Dracula Invades England

Dracula Invades England

180 pages, 5 x 8 Paperback Release Date:17 Aug 2015 ISBN:9780993995101

Cristina Artenie

This study is an inquiry into the circumstances that led to the publication of Dracula, Bram Stoker’s 1897 novel, and into the far-reaching consequences of that publication. It is, in other words, a study of what made Dracula possible and of what was made possible by Dracula.

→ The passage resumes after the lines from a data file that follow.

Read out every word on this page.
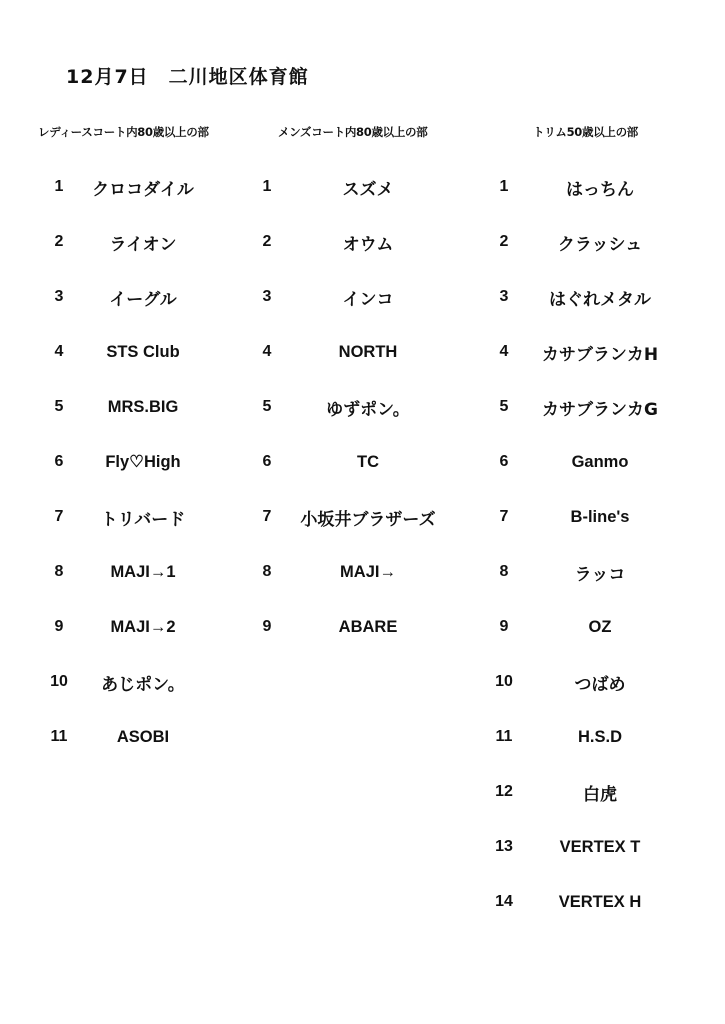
12月7日　二川地区体育館
レディースコート内80歳以上の部
1	クロコダイル
2	ライオン
3	イーグル
4	STS Club
5	MRS.BIG
6	Fly♡High
7	トリバード
8	MAJI→1
9	MAJI→2
10	あじポン。
11	ASOBI
メンズコート内80歳以上の部
1	スズメ
2	オウム
3	インコ
4	NORTH
5	ゆずポン。
6	TC
7	小坂井ブラザーズ
8	MAJI→
9	ABARE
トリム50歳以上の部
1	はっちん
2	クラッシュ
3	はぐれメタル
4	カサブランカH
5	カサブランカG
6	Ganmo
7	B-line's
8	ラッコ
9	OZ
10	つばめ
11	H.S.D
12	白虎
13	VERTEX T
14	VERTEX H
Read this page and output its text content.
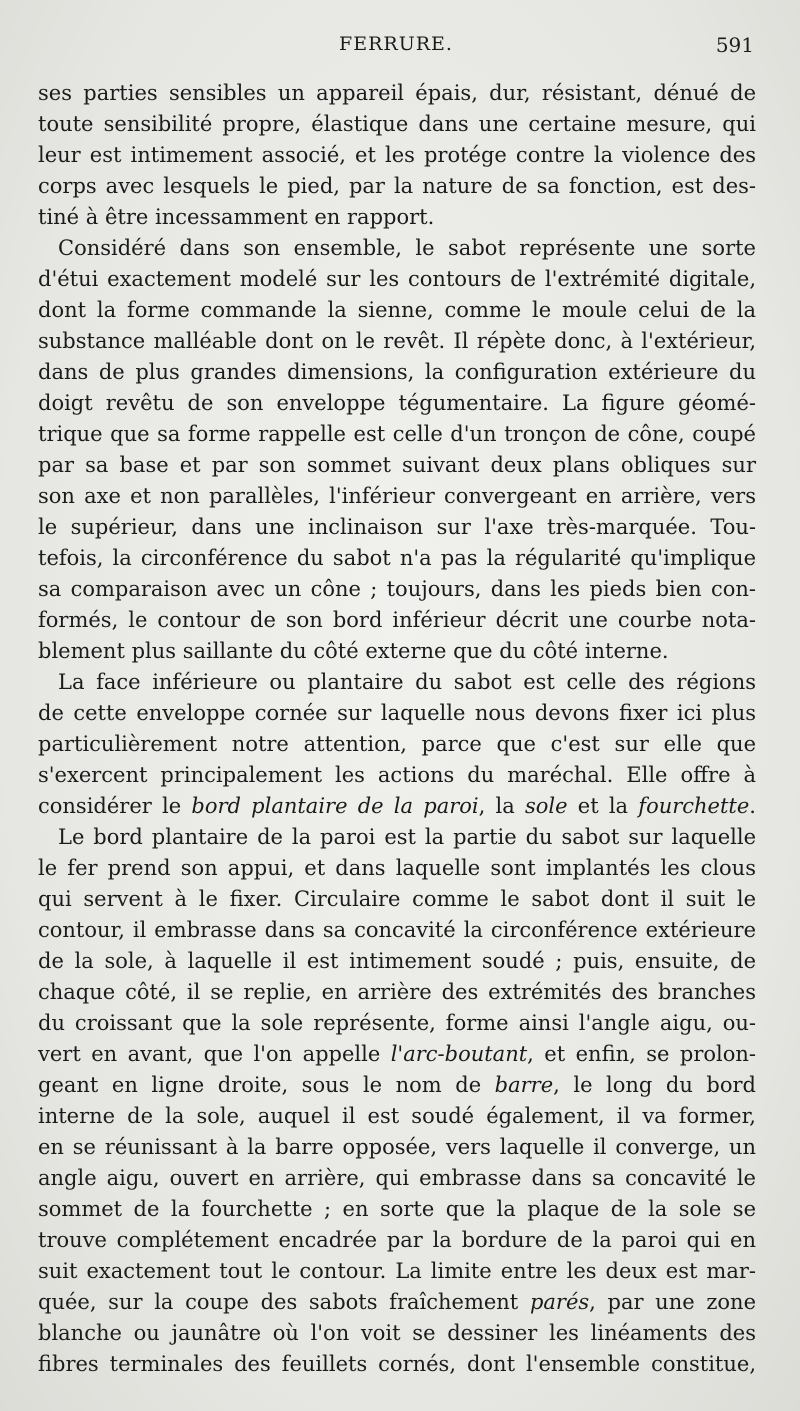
FERRURE.	591
ses parties sensibles un appareil épais, dur, résistant, dénué de
toute sensibilité propre, élastique dans une certaine mesure, qui
leur est intimement associé, et les protége contre la violence des
corps avec lesquels le pied, par la nature de sa fonction, est des-
tiné à être incessamment en rapport.
Considéré dans son ensemble, le sabot représente une sorte
d'étui exactement modelé sur les contours de l'extrémité digitale,
dont la forme commande la sienne, comme le moule celui de la
substance malléable dont on le revêt. Il répète donc, à l'extérieur,
dans de plus grandes dimensions, la configuration extérieure du
doigt revêtu de son enveloppe tégumentaire. La figure géomé-
trique que sa forme rappelle est celle d'un tronçon de cône, coupé
par sa base et par son sommet suivant deux plans obliques sur
son axe et non parallèles, l'inférieur convergeant en arrière, vers
le supérieur, dans une inclinaison sur l'axe très-marquée. Tou-
tefois, la circonférence du sabot n'a pas la régularité qu'implique
sa comparaison avec un cône ; toujours, dans les pieds bien con-
formés, le contour de son bord inférieur décrit une courbe nota-
blement plus saillante du côté externe que du côté interne.
La face inférieure ou plantaire du sabot est celle des régions
de cette enveloppe cornée sur laquelle nous devons fixer ici plus
particulièrement notre attention, parce que c'est sur elle que
s'exercent principalement les actions du maréchal. Elle offre à
considérer le bord plantaire de la paroi, la sole et la fourchette.
Le bord plantaire de la paroi est la partie du sabot sur laquelle
le fer prend son appui, et dans laquelle sont implantés les clous
qui servent à le fixer. Circulaire comme le sabot dont il suit le
contour, il embrasse dans sa concavité la circonférence extérieure
de la sole, à laquelle il est intimement soudé ; puis, ensuite, de
chaque côté, il se replie, en arrière des extrémités des branches
du croissant que la sole représente, forme ainsi l'angle aigu, ou-
vert en avant, que l'on appelle l'arc-boutant, et enfin, se prolon-
geant en ligne droite, sous le nom de barre, le long du bord
interne de la sole, auquel il est soudé également, il va former,
en se réunissant à la barre opposée, vers laquelle il converge, un
angle aigu, ouvert en arrière, qui embrasse dans sa concavité le
sommet de la fourchette ; en sorte que la plaque de la sole se
trouve complétement encadrée par la bordure de la paroi qui en
suit exactement tout le contour. La limite entre les deux est mar-
quée, sur la coupe des sabots fraîchement parés, par une zone
blanche ou jaunâtre où l'on voit se dessiner les linéaments des
fibres terminales des feuillets cornés, dont l'ensemble constitue,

Bram Stoker’s Dracula,a Count and a vampire in nineteenth-century Transylvania, is also an immortal fifteenth-century Romanian ruler. He has posed as his own offspring over many generations and is ready to invade England and create a loyal army of the undead. In real life, the historical Dracula invaded England twice through his Transylvanian offspring, the Tecks, who married into the British Royal family in 1866 and 1892. Bram Stoker was there to report it: he knew Dracula’s descendants personally and, in his 1897 novel, he told the story of the corruption of English blood by foreign invaders from remote Transylvania.

In the nineteenth century, Dracula’s native lands had become a neo-colony of the British Empire and the Lower Danube was controlled by the British. This book makes the case for a postcolonial reading of Dracula by offering a fresh perspective into the historical and biographical context of the genesis of the novel, as well as an analysis of the personality of the historical character chosen by Stoker for his vampire Count. Ultimately, this study answers unequivocally the question that Dracula critics have been trying to answer in the negative: Can Dracula be analysed from a postcolonial perspective? Yes!

Cristina Artenie is a Dracula specialist of a postcolonial persuasion whose work includes co-editing Dracula: The Postcolonial Edition and the comparative survey of all major critical editions – from the 1970s until today – of Bram Stoker’s novel, Dracula: A Study of Editorial Practices.